According to Section 2 (h) of Indian Succession Act, 1925, “Will” means the legal declaration of the intention of a testator with respect to his property which he desires to be carried into effect after his death.

A will is a legal piece of document in writing that enables an owner of a property (testator) to transfer his property to any person of his choice, where in the transfer takes place only after the death of the testator irrespective of the fact as to when the will was made. In legal terminology, this process of transferring property through the probate of will is regarded as ‘Testamentary Succession’.

In Testamentary Succession, the transfer takes place on the whims and fancies of the Will-maker or testator and not by the operation of law. By the virtue of will, a testator can vest his estate in the name of any person of his choice who will inherit all the properties named in the will once the testator dies. There can be one or more persons named in a will as per the discretion of the will-maker. In case of more than one person, the testator can specify the ratio of division of the property amongst the heirs but if he fails to do so then it is generally divided in equal proportions to every legal heir mentioned in the will.

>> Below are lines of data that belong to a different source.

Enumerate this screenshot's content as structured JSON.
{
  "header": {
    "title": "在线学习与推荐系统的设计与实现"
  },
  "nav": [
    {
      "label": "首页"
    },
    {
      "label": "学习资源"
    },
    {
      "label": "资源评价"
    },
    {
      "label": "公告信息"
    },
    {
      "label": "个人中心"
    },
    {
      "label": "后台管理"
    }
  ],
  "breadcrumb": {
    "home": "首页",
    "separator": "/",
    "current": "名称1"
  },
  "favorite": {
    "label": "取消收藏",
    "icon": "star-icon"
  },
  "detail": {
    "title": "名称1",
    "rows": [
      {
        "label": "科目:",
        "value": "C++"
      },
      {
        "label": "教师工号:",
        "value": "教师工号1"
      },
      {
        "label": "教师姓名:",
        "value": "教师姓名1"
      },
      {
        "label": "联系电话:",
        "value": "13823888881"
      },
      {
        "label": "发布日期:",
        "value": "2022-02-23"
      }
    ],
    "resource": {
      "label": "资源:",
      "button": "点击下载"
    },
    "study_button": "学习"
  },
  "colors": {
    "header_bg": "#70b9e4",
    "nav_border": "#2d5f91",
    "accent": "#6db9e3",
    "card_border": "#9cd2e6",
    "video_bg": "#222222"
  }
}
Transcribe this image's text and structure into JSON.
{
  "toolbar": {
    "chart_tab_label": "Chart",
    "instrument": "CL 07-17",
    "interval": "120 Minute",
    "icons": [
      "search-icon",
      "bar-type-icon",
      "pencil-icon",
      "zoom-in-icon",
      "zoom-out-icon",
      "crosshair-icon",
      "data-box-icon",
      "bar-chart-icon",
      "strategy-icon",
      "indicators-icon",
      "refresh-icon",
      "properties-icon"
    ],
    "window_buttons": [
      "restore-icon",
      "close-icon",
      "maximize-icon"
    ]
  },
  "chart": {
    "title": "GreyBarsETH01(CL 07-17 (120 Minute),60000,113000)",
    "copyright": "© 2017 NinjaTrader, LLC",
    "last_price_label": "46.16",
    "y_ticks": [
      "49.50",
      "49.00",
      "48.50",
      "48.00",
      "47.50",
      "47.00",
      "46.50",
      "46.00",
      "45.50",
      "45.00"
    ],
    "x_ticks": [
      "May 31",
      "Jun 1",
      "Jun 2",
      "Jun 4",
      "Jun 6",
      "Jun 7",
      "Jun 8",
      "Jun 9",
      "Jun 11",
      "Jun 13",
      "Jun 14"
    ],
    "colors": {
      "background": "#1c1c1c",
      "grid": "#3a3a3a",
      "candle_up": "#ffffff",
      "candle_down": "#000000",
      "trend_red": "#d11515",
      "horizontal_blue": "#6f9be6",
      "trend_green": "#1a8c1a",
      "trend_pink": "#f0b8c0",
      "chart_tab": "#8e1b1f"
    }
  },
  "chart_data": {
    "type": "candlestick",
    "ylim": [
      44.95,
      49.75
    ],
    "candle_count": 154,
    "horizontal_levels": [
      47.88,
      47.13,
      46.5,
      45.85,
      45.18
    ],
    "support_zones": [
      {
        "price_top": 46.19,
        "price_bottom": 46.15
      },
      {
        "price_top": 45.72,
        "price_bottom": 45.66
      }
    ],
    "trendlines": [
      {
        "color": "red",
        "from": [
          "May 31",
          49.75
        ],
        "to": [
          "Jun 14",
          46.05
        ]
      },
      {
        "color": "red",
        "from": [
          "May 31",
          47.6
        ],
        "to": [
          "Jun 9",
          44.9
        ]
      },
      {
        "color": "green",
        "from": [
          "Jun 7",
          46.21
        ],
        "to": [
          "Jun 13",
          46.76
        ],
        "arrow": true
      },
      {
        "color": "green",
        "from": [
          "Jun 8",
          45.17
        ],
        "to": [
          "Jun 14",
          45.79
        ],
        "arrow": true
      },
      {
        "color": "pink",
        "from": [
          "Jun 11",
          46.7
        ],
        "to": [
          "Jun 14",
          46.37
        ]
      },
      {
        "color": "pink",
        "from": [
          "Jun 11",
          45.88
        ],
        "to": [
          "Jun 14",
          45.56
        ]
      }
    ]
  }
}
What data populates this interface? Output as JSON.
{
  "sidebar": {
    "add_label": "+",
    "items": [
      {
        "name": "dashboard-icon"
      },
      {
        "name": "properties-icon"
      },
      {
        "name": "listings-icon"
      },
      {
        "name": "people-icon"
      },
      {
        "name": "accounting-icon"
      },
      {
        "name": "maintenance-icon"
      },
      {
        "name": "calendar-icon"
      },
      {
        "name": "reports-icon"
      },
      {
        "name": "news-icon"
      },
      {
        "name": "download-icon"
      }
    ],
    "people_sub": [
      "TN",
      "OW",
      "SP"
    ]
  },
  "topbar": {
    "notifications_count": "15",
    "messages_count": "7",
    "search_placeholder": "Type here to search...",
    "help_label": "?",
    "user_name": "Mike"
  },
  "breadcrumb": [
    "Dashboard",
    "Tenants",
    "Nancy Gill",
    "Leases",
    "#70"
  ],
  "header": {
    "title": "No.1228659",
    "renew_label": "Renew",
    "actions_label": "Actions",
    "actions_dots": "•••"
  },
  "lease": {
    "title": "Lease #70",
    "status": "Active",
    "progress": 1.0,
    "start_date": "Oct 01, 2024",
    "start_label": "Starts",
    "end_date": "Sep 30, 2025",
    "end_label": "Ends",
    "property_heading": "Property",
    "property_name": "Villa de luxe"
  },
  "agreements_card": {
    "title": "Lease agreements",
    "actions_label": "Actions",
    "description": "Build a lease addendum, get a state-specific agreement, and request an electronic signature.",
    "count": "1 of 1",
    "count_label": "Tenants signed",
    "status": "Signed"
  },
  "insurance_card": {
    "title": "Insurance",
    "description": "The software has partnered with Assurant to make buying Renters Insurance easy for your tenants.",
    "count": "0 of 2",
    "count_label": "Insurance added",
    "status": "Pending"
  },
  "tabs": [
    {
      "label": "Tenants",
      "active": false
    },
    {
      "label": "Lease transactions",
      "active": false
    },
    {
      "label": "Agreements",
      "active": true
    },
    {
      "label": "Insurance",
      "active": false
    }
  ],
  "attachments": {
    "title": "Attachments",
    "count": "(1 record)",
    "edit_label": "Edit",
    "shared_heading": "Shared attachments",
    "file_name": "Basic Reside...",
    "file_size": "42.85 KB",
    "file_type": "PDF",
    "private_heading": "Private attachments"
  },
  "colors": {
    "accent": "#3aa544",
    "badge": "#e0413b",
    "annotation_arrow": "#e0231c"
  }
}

As a general rule, a will is valid if it is written voluntarily by the real owner in relation to his legally owned assets and properties under no force or pressure.

The real question arises as to for how many years a will is said to be valid and effective? A will exists in perpetuity and is valid for time-immemorial after the death of the testator and there is no bar on its enforcement. The beneficiary in whose name the will is written gets an indefinite right to get it executed anytime after the death of the testator as the will remains valid for time immemorial. There is no expiry date in case of Will and no authority can enforce a restriction or limit on the time period of execution of will.


A will once made cannot expire suo-moto (on its own). The only way a will can expire is when the testator revokes his own-made will or makes a new one declaring the previous one void/invalid. If the same is not declared, then also the newly made will always prevails over the older one(s). A will can also expire if it is proved in the court of law that the will was made under coercion, force, pressure or undue-influence as it would amount to fraud and as an exception to rule of law, ‘fraud vitiates everything’. In case of fraud being proved, it makes the will void-ab-initio (invalid from the inception) and it will be deemed that the will expired or was never made at all.